Bisnis.com, JAKARTA - Dana Moneter Internasional (IMF) menaikkan proyeksi pertumbuhan ekonomi di kawasan Asia pada tahun 2024, namun memberikan sorotan khusus terhadap sektor properti di China.
IMF meningkatkan proyeksi pertumbuhan ekonomi Asia tahun 2024 menjadi 4,5% dari 4,2% pada proyeksi sebelumnya Oktober 2023.
Meskipun begitu, pertumbuhan tahun ini masih lebih rendah dibandingkan estimasi pertumbuhan ekonomi tahun 2023 yang diperkirakan sebesar 4,7%, naik dari 4,6% pada Oktober.
Direktur Departemen Asia dan Pasifik IMF Krishna Srinivasan mengatakan sebagian besar kenaikan proyeksi tersebut disumbang oleh China dan India.
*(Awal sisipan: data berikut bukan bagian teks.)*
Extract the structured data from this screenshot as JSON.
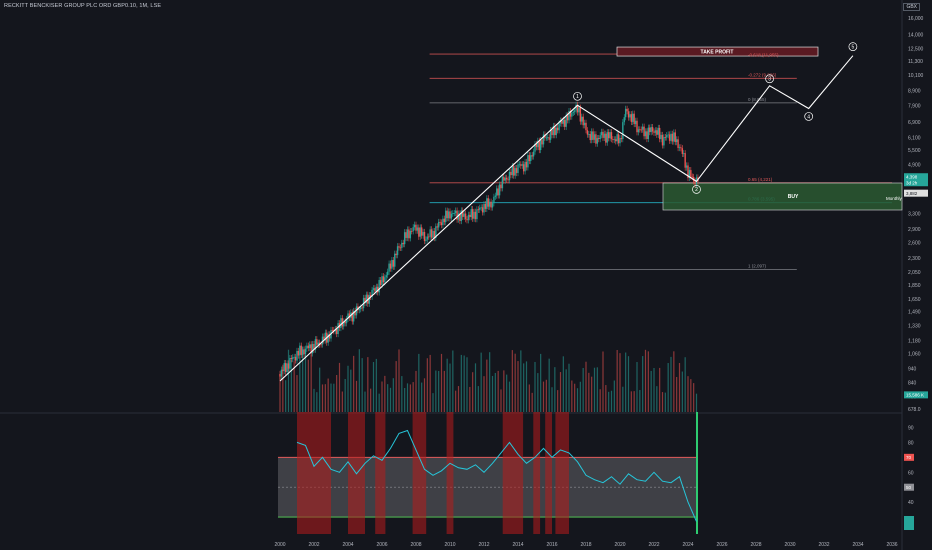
{
  "header": {
    "title": "RECKITT BENCKISER GROUP PLC ORD GBP0.10, 1M, LSE",
    "currency": "GBX"
  },
  "colors": {
    "background": "#14161d",
    "candle_up": "#26a69a",
    "candle_down": "#ef5350",
    "wave_line": "#ffffff",
    "take_profit": "#e35a5a",
    "buy_zone": "#2e7d32",
    "rsi_line": "#26c6da",
    "rsi_band": "#8f9096",
    "highlight_red": "#b71c1c"
  },
  "chart_data": [
    {
      "type": "line",
      "title": "RECKITT BENCKISER GROUP PLC ORD GBP0.10, 1M, LSE",
      "scale": "log",
      "y_ticks": [
        "16,000",
        "14,000",
        "12,500",
        "11,300",
        "10,100",
        "8,900",
        "7,900",
        "6,900",
        "6,100",
        "5,500",
        "4,900",
        "3,900",
        "3,300",
        "2,900",
        "2,600",
        "2,300",
        "2,050",
        "1,850",
        "1,650",
        "1,490",
        "1,330",
        "1,180",
        "1,060",
        "940",
        "840",
        "750",
        "678.0"
      ],
      "x_ticks": [
        "2000",
        "2002",
        "2004",
        "2006",
        "2008",
        "2010",
        "2012",
        "2014",
        "2016",
        "2018",
        "2020",
        "2022",
        "2024",
        "2026",
        "2028",
        "2030",
        "2032",
        "2034",
        "2036"
      ],
      "price_series": {
        "name": "Close",
        "x": [
          2000.0,
          2000.5,
          2001.0,
          2001.5,
          2002.0,
          2002.5,
          2003.0,
          2003.5,
          2004.0,
          2004.5,
          2005.0,
          2005.5,
          2006.0,
          2006.5,
          2007.0,
          2007.5,
          2008.0,
          2008.5,
          2009.0,
          2009.5,
          2010.0,
          2010.5,
          2011.0,
          2011.5,
          2012.0,
          2012.5,
          2013.0,
          2013.5,
          2014.0,
          2014.5,
          2015.0,
          2015.5,
          2016.0,
          2016.5,
          2017.0,
          2017.3,
          2017.6,
          2018.0,
          2018.5,
          2019.0,
          2019.5,
          2020.0,
          2020.3,
          2020.6,
          2021.0,
          2021.5,
          2022.0,
          2022.5,
          2023.0,
          2023.5,
          2024.0,
          2024.3,
          2024.6
        ],
        "y": [
          900,
          980,
          1060,
          1100,
          1130,
          1180,
          1250,
          1330,
          1420,
          1490,
          1620,
          1760,
          1900,
          2150,
          2500,
          2800,
          2950,
          2700,
          2800,
          3100,
          3300,
          3250,
          3200,
          3300,
          3500,
          3600,
          4200,
          4500,
          4800,
          4900,
          5600,
          6000,
          6300,
          6800,
          7200,
          7700,
          7500,
          6400,
          6000,
          6200,
          6100,
          5900,
          7500,
          7300,
          6600,
          6300,
          6500,
          6000,
          6200,
          5700,
          4600,
          4300,
          4350
        ]
      },
      "annotations": [
        {
          "text": "TAKE PROFIT",
          "level": "-0.618 (11,955)"
        },
        {
          "text": "-0.272 (9,826)"
        },
        {
          "text": "0 (8,055)"
        },
        {
          "text": "0.65 (4,221)"
        },
        {
          "text": "0.786 (3,595)"
        },
        {
          "text": "1 (2,097)"
        },
        {
          "text": "BUY"
        },
        {
          "text": "Monthly"
        }
      ],
      "wave_labels": [
        "1",
        "2",
        "3",
        "4",
        "5"
      ],
      "wave_points": {
        "x": [
          2000.0,
          2017.5,
          2024.5,
          2028.8,
          2031.1,
          2033.7
        ],
        "y": [
          850,
          7900,
          4270,
          9250,
          7700,
          11800
        ]
      },
      "price_tags": [
        "4,398",
        "3d 2h",
        "3,882",
        "15,586 K"
      ],
      "volume_note": "monthly volume bars",
      "grid": false,
      "legend": "none"
    },
    {
      "type": "line",
      "title": "",
      "y_ticks": [
        "90",
        "80",
        "70",
        "60",
        "50",
        "40"
      ],
      "ylim": [
        20,
        95
      ],
      "band": [
        30,
        70
      ],
      "markers": [
        "70",
        "50"
      ],
      "series": [
        {
          "x": [
            2001.0,
            2001.5,
            2002.0,
            2002.5,
            2003.0,
            2003.5,
            2004.0,
            2004.5,
            2005.0,
            2005.5,
            2006.0,
            2006.5,
            2007.0,
            2007.5,
            2008.0,
            2008.5,
            2009.0,
            2009.5,
            2010.0,
            2010.5,
            2011.0,
            2011.5,
            2012.0,
            2012.5,
            2013.0,
            2013.5,
            2014.0,
            2014.5,
            2015.0,
            2015.5,
            2016.0,
            2016.5,
            2017.0,
            2017.5,
            2018.0,
            2018.5,
            2019.0,
            2019.5,
            2020.0,
            2020.5,
            2021.0,
            2021.5,
            2022.0,
            2022.5,
            2023.0,
            2023.5,
            2024.0,
            2024.5
          ],
          "y": [
            80,
            78,
            64,
            70,
            62,
            60,
            67,
            59,
            66,
            71,
            68,
            76,
            86,
            88,
            75,
            62,
            58,
            61,
            66,
            63,
            62,
            65,
            60,
            66,
            73,
            80,
            72,
            66,
            70,
            76,
            70,
            75,
            73,
            67,
            58,
            55,
            53,
            57,
            52,
            59,
            55,
            54,
            60,
            54,
            53,
            57,
            40,
            27
          ]
        }
      ]
    }
  ]
}
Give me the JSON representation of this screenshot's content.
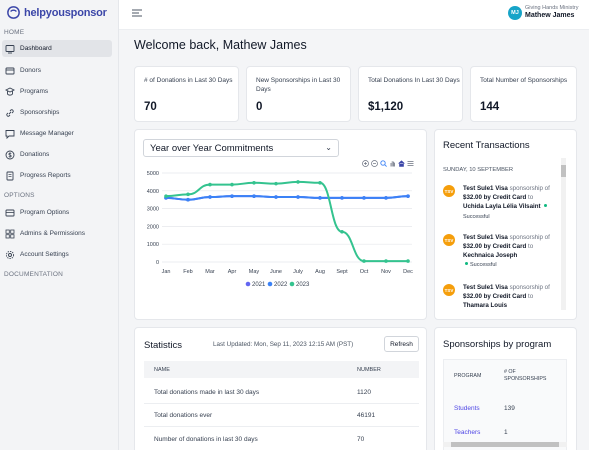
{
  "brand": {
    "logo_text": "helpyousponsor"
  },
  "sidebar": {
    "sections": {
      "home": "HOME",
      "options": "OPTIONS",
      "documentation": "DOCUMENTATION"
    },
    "home_items": [
      {
        "label": "Dashboard",
        "icon": "dashboard-icon",
        "active": true
      },
      {
        "label": "Donors",
        "icon": "donors-icon"
      },
      {
        "label": "Programs",
        "icon": "programs-icon"
      },
      {
        "label": "Sponsorships",
        "icon": "link-icon"
      },
      {
        "label": "Message Manager",
        "icon": "message-icon"
      },
      {
        "label": "Donations",
        "icon": "donations-icon"
      },
      {
        "label": "Progress Reports",
        "icon": "reports-icon"
      }
    ],
    "option_items": [
      {
        "label": "Program Options",
        "icon": "program-options-icon"
      },
      {
        "label": "Admins & Permissions",
        "icon": "admins-icon"
      },
      {
        "label": "Account Settings",
        "icon": "settings-icon"
      }
    ]
  },
  "topbar": {
    "avatar_initials": "MJ",
    "org_name": "Giving Hands Ministry",
    "user_name": "Mathew James"
  },
  "welcome": "Welcome back, Mathew James",
  "stats": [
    {
      "label": "# of Donations in Last 30 Days",
      "value": "70"
    },
    {
      "label": "New Sponsorships in Last 30 Days",
      "value": "0"
    },
    {
      "label": "Total Donations In Last 30 Days",
      "value": "$1,120"
    },
    {
      "label": "Total Number of Sponsorships",
      "value": "144"
    }
  ],
  "chart_select": "Year over Year Commitments",
  "chart_data": {
    "type": "line",
    "title": "",
    "categories": [
      "Jan",
      "Feb",
      "Mar",
      "Apr",
      "May",
      "June",
      "July",
      "Aug",
      "Sept",
      "Oct",
      "Nov",
      "Dec"
    ],
    "yticks": [
      "0",
      "1000",
      "2000",
      "3000",
      "4000",
      "5000"
    ],
    "ylim": [
      0,
      5000
    ],
    "legend_position": "bottom",
    "series": [
      {
        "name": "2021",
        "color": "#6366f1",
        "values": [
          3600,
          3500,
          3650,
          3700,
          3700,
          3650,
          3650,
          3600,
          3600,
          3600,
          3600,
          3700
        ]
      },
      {
        "name": "2022",
        "color": "#3b82f6",
        "values": [
          3600,
          3500,
          3650,
          3700,
          3700,
          3650,
          3650,
          3600,
          3600,
          3600,
          3600,
          3700
        ]
      },
      {
        "name": "2023",
        "color": "#34c38f",
        "values": [
          3700,
          3800,
          4350,
          4350,
          4450,
          4400,
          4500,
          4450,
          1700,
          50,
          50,
          50
        ]
      }
    ]
  },
  "transactions": {
    "title": "Recent Transactions",
    "date": "SUNDAY, 10 SEPTEMBER",
    "items": [
      {
        "initials": "TSV",
        "name": "Test Sule1 Visa",
        "verb": "sponsorship",
        "of": "of",
        "amount": "$32.00 by Credit Card",
        "to": "to",
        "recipient": "Uchida Layla Lélia Vilsaint",
        "status": "Successful"
      },
      {
        "initials": "TSV",
        "name": "Test Sule1 Visa",
        "verb": "sponsorship",
        "of": "of",
        "amount": "$32.00 by Credit Card",
        "to": "to",
        "recipient": "Kechnaica Joseph",
        "status": "Successful"
      },
      {
        "initials": "TSV",
        "name": "Test Sule1 Visa",
        "verb": "sponsorship",
        "of": "of",
        "amount": "$32.00 by Credit Card",
        "to": "to",
        "recipient": "Thamara Louis",
        "status": ""
      }
    ]
  },
  "statistics": {
    "title": "Statistics",
    "updated": "Last Updated: Mon, Sep 11, 2023 12:15 AM (PST)",
    "refresh": "Refresh",
    "columns": [
      "NAME",
      "NUMBER"
    ],
    "rows": [
      {
        "name": "Total donations made in last 30 days",
        "number": "1120"
      },
      {
        "name": "Total donations ever",
        "number": "46191"
      },
      {
        "name": "Number of donations in last 30 days",
        "number": "70"
      }
    ]
  },
  "sponsorships_by_program": {
    "title": "Sponsorships by program",
    "columns": [
      "PROGRAM",
      "# OF SPONSORSHIPS"
    ],
    "rows": [
      {
        "program": "Students",
        "count": "139"
      },
      {
        "program": "Teachers",
        "count": "1"
      }
    ],
    "link_color": "#4f46e5"
  },
  "colors": {
    "accent": "#3b46a8",
    "primary_blue": "#3b82f6",
    "success": "#10b981",
    "avatar": "#17a4c8",
    "tx_avatar": "#f59e0b"
  }
}
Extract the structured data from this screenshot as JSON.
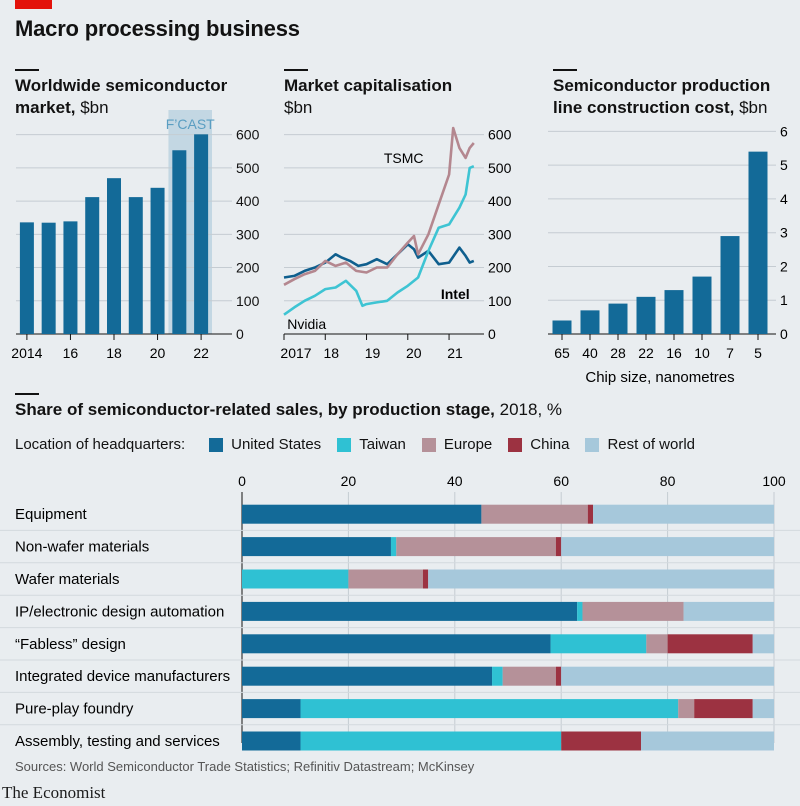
{
  "title": "Macro processing business",
  "colors": {
    "us": "#136a98",
    "taiwan": "#2fc1d3",
    "europe": "#b59199",
    "china": "#9c3241",
    "rest": "#a6c8db",
    "line_tsmc": "#b4878f",
    "line_intel": "#0f5f8e",
    "line_nvidia": "#3ec4d3"
  },
  "panel1": {
    "title": "Worldwide semiconductor market,",
    "unit": " $bn",
    "forecast_label": "F’CAST",
    "chart_data": {
      "type": "bar",
      "x": [
        2014,
        2015,
        2016,
        2017,
        2018,
        2019,
        2020,
        2021,
        2022
      ],
      "values": [
        336,
        335,
        339,
        412,
        469,
        412,
        440,
        553,
        601
      ],
      "forecast_from": 2021,
      "x_tick_labels": [
        "2014",
        "16",
        "18",
        "20",
        "22"
      ],
      "y_ticks": [
        "0",
        "100",
        "200",
        "300",
        "400",
        "500",
        "600"
      ],
      "ylim": [
        0,
        620
      ]
    }
  },
  "panel2": {
    "title": "Market capitalisation",
    "unit": "$bn",
    "chart_data": {
      "type": "line",
      "x_tick_labels": [
        "2017",
        "18",
        "19",
        "20",
        "21"
      ],
      "y_ticks": [
        "0",
        "100",
        "200",
        "300",
        "400",
        "500",
        "600"
      ],
      "ylim": [
        0,
        620
      ],
      "series": [
        {
          "name": "TSMC",
          "x": [
            2017.0,
            2017.25,
            2017.5,
            2017.75,
            2018.0,
            2018.25,
            2018.5,
            2018.75,
            2019.0,
            2019.25,
            2019.5,
            2019.75,
            2020.0,
            2020.15,
            2020.25,
            2020.5,
            2020.75,
            2021.0,
            2021.1,
            2021.25,
            2021.4,
            2021.5,
            2021.6
          ],
          "values": [
            148,
            165,
            180,
            190,
            220,
            205,
            215,
            190,
            185,
            200,
            200,
            240,
            275,
            295,
            240,
            300,
            390,
            480,
            620,
            560,
            530,
            560,
            575
          ]
        },
        {
          "name": "Intel",
          "x": [
            2017.0,
            2017.25,
            2017.5,
            2017.75,
            2018.0,
            2018.25,
            2018.4,
            2018.6,
            2018.8,
            2019.0,
            2019.25,
            2019.5,
            2019.75,
            2020.0,
            2020.15,
            2020.25,
            2020.5,
            2020.75,
            2021.0,
            2021.25,
            2021.4,
            2021.5,
            2021.6
          ],
          "values": [
            170,
            175,
            190,
            200,
            215,
            240,
            230,
            220,
            205,
            210,
            225,
            210,
            240,
            270,
            255,
            230,
            250,
            210,
            215,
            260,
            235,
            215,
            220
          ]
        },
        {
          "name": "Nvidia",
          "x": [
            2017.0,
            2017.25,
            2017.5,
            2017.75,
            2018.0,
            2018.25,
            2018.5,
            2018.75,
            2018.9,
            2019.0,
            2019.25,
            2019.5,
            2019.75,
            2020.0,
            2020.25,
            2020.5,
            2020.75,
            2021.0,
            2021.25,
            2021.4,
            2021.5,
            2021.6
          ],
          "values": [
            58,
            80,
            100,
            115,
            135,
            140,
            160,
            130,
            85,
            90,
            95,
            100,
            125,
            145,
            170,
            250,
            320,
            330,
            380,
            420,
            500,
            505
          ]
        }
      ]
    }
  },
  "panel3": {
    "title": "Semiconductor production line construction cost,",
    "unit": " $bn",
    "xlabel": "Chip size, nanometres",
    "chart_data": {
      "type": "bar",
      "categories": [
        "65",
        "40",
        "28",
        "22",
        "16",
        "10",
        "7",
        "5"
      ],
      "values": [
        0.4,
        0.7,
        0.9,
        1.1,
        1.3,
        1.7,
        2.9,
        5.4
      ],
      "y_ticks": [
        "0",
        "1",
        "2",
        "3",
        "4",
        "5",
        "6"
      ],
      "ylim": [
        0,
        6.1
      ]
    }
  },
  "panel4": {
    "title": "Share of semiconductor-related sales, by production stage,",
    "unit": " 2018, %",
    "legend_title": "Location of headquarters:",
    "chart_data": {
      "type": "bar",
      "orientation": "horizontal",
      "stacked": true,
      "x_ticks": [
        "0",
        "20",
        "40",
        "60",
        "80",
        "100"
      ],
      "xlim": [
        0,
        100
      ],
      "categories": [
        "Equipment",
        "Non-wafer materials",
        "Wafer materials",
        "IP/electronic design automation",
        "“Fabless” design",
        "Integrated device manufacturers",
        "Pure-play foundry",
        "Assembly, testing and services"
      ],
      "series": [
        {
          "name": "United States",
          "values": [
            45,
            28,
            0,
            63,
            58,
            47,
            11,
            11
          ]
        },
        {
          "name": "Taiwan",
          "values": [
            0,
            1,
            20,
            1,
            18,
            2,
            71,
            49
          ]
        },
        {
          "name": "Europe",
          "values": [
            20,
            30,
            14,
            19,
            4,
            10,
            3,
            0
          ]
        },
        {
          "name": "China",
          "values": [
            1,
            1,
            1,
            0,
            16,
            1,
            11,
            15
          ]
        },
        {
          "name": "Rest of world",
          "values": [
            34,
            40,
            65,
            17,
            4,
            40,
            4,
            25
          ]
        }
      ]
    }
  },
  "source": "Sources: World Semiconductor Trade Statistics; Refinitiv Datastream; McKinsey",
  "brand": "The Economist"
}
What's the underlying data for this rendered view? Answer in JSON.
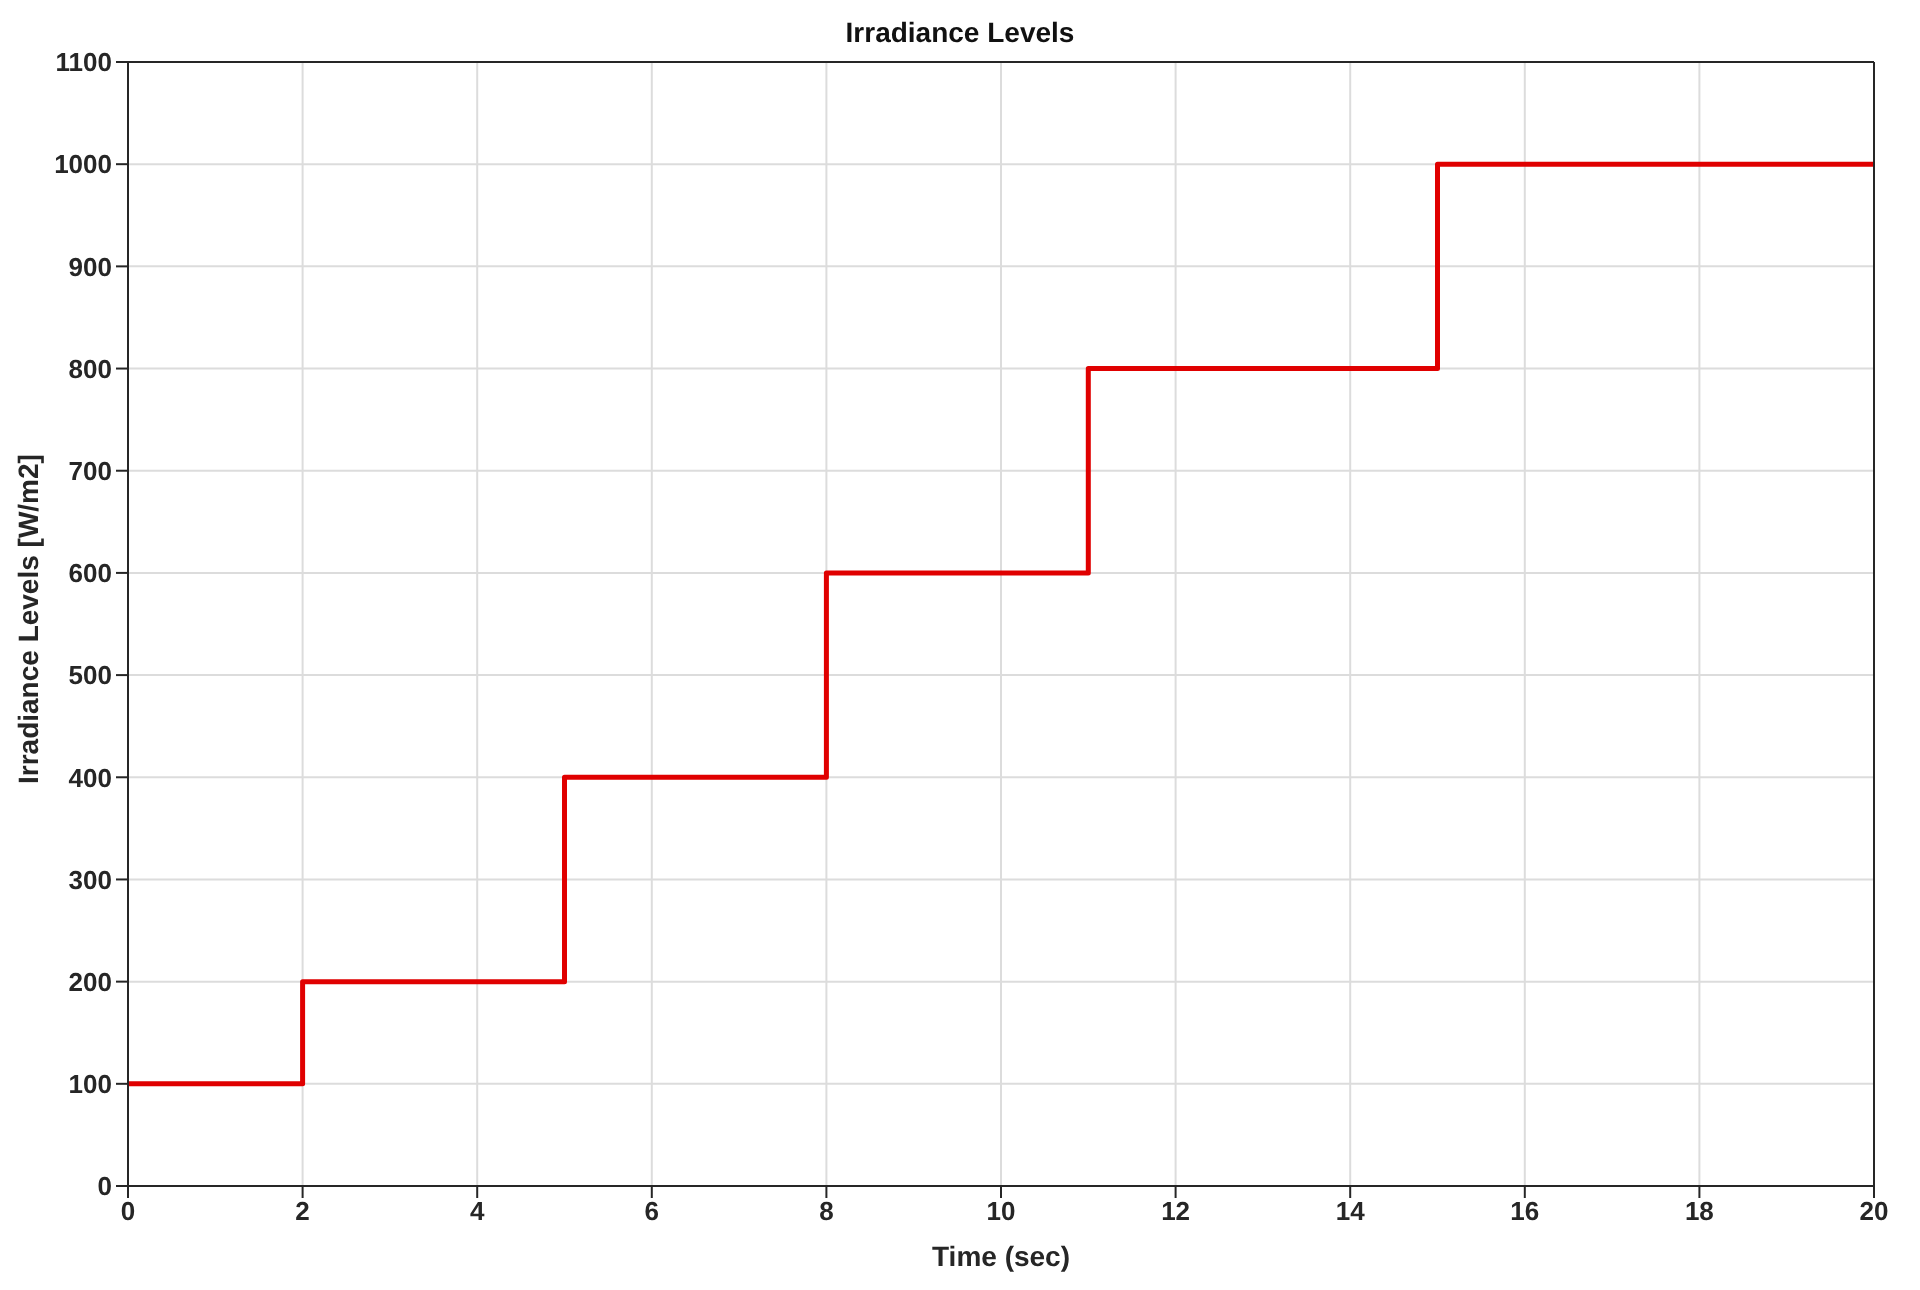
{
  "chart_data": {
    "type": "step",
    "title": "Irradiance Levels",
    "xlabel": "Time (sec)",
    "ylabel": "Irradiance Levels [W/m2]",
    "x": [
      0,
      2,
      5,
      8,
      11,
      15,
      20
    ],
    "series": [
      {
        "color": "#e00000",
        "values": [
          100,
          200,
          400,
          600,
          800,
          1000,
          1000
        ]
      }
    ],
    "xlim": [
      0,
      20
    ],
    "xticks": [
      0,
      2,
      4,
      6,
      8,
      10,
      12,
      14,
      16,
      18,
      20
    ],
    "ylim": [
      0,
      1100
    ],
    "yticks": [
      0,
      100,
      200,
      300,
      400,
      500,
      600,
      700,
      800,
      900,
      1000,
      1100
    ],
    "grid": true,
    "legend": false
  }
}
Di China, pertumbuhan didukung oleh pengeluaran yang lebih tinggi untuk proyek-proyek rekonstruksi dan ketahanan bencana.
"Di India, permintaan domestik yang kuat permintaan domestik yang kuat mendukung peningkatan lain dalam perkiraan pertumbuhan kami," papar Srinivasan dalam konferensi laporan Regional Economic Outlook pada Rabu (31/1/2024).
Di sisi lain, IMF memperkirakan ekonomi Asia tahun 2025sedikit melambat menjadi 4,3%, yang sebagian besar mencerminkan perlambatan pertumbuhan China.
Baca Juga
IMF juga memproyeksikan rata-rata inflasi Asia menurun dari 3,8% pada 2022 kemudian menjadi 2,6% pada 2023. Ia menilai bahwa Banyak bank sentral regional berada di jalur yang tepat untuk mencapai target inflasi mereka pada tahun 2024.
Inflasi global diproyeksikan menjadi 5,8% pada 2024 dan 4,4% pada 2025. Inflasi inti berada dalam tren menurun.
Diketahui bahwa bank sentral Amerika Serikat (AS) kini telah mengisyaratkan penurunan suku bunga di masa depan. Menurutnya, ada risiko bahwa perbedaan kebijakan antara AS dan Asia akan memicu pergerakan nilai tukar yang tajam pada 2024.
“Jika demikian, bank-bank sentral harus menghindari gangguan dari gejolak sementara dan tetap fokus pada stabilitas harga,” jelasnya.
Walaupun prospek juga dinilai telah membaik, Srinivasan menuturkan risiko mengenai koreksi yang lebih besar dan berlarut-larut di sektor properti China. Hal ini dapat mengurangi permintaan domestik, terutama jika disertai dengan tekanan pada keuangan pemerintah daerah. Permintaan dari para eksportir juga dapat melesu.
Kemudian, di sisi positifnya, dukungan kebijakan yang lebih kuat dari perkiraan di China dapat meningkatkan permintaan domestik. Hal ini dapat menghasilkan dampak yang positif.
Selain itu, ia juga menuturkan bahwa ada risiko kondisi keuangan yang bergejolak dan meningkatnya risiko fragmentasi geopolitik yang berat bagi Asia, menimbang integrasi kawasan ke dalam perdagangan global.
Menimbang risiko-risiko tersebut, Srinivasan memberikan saran bahwa pentingnya konsolidasi fiskal, perlunya pengawasan keuangan yang kuat dan pemantauan risiko sistemik, serta reformasi struktural, untuk memperkuat ketahanan ekonomi wilayah ini.
Ia juga menyoroti mengenai pentingnya percepatan transisi hijau yang dinilai sangat penting, untuk pertumbuhan yang berkelanjutan.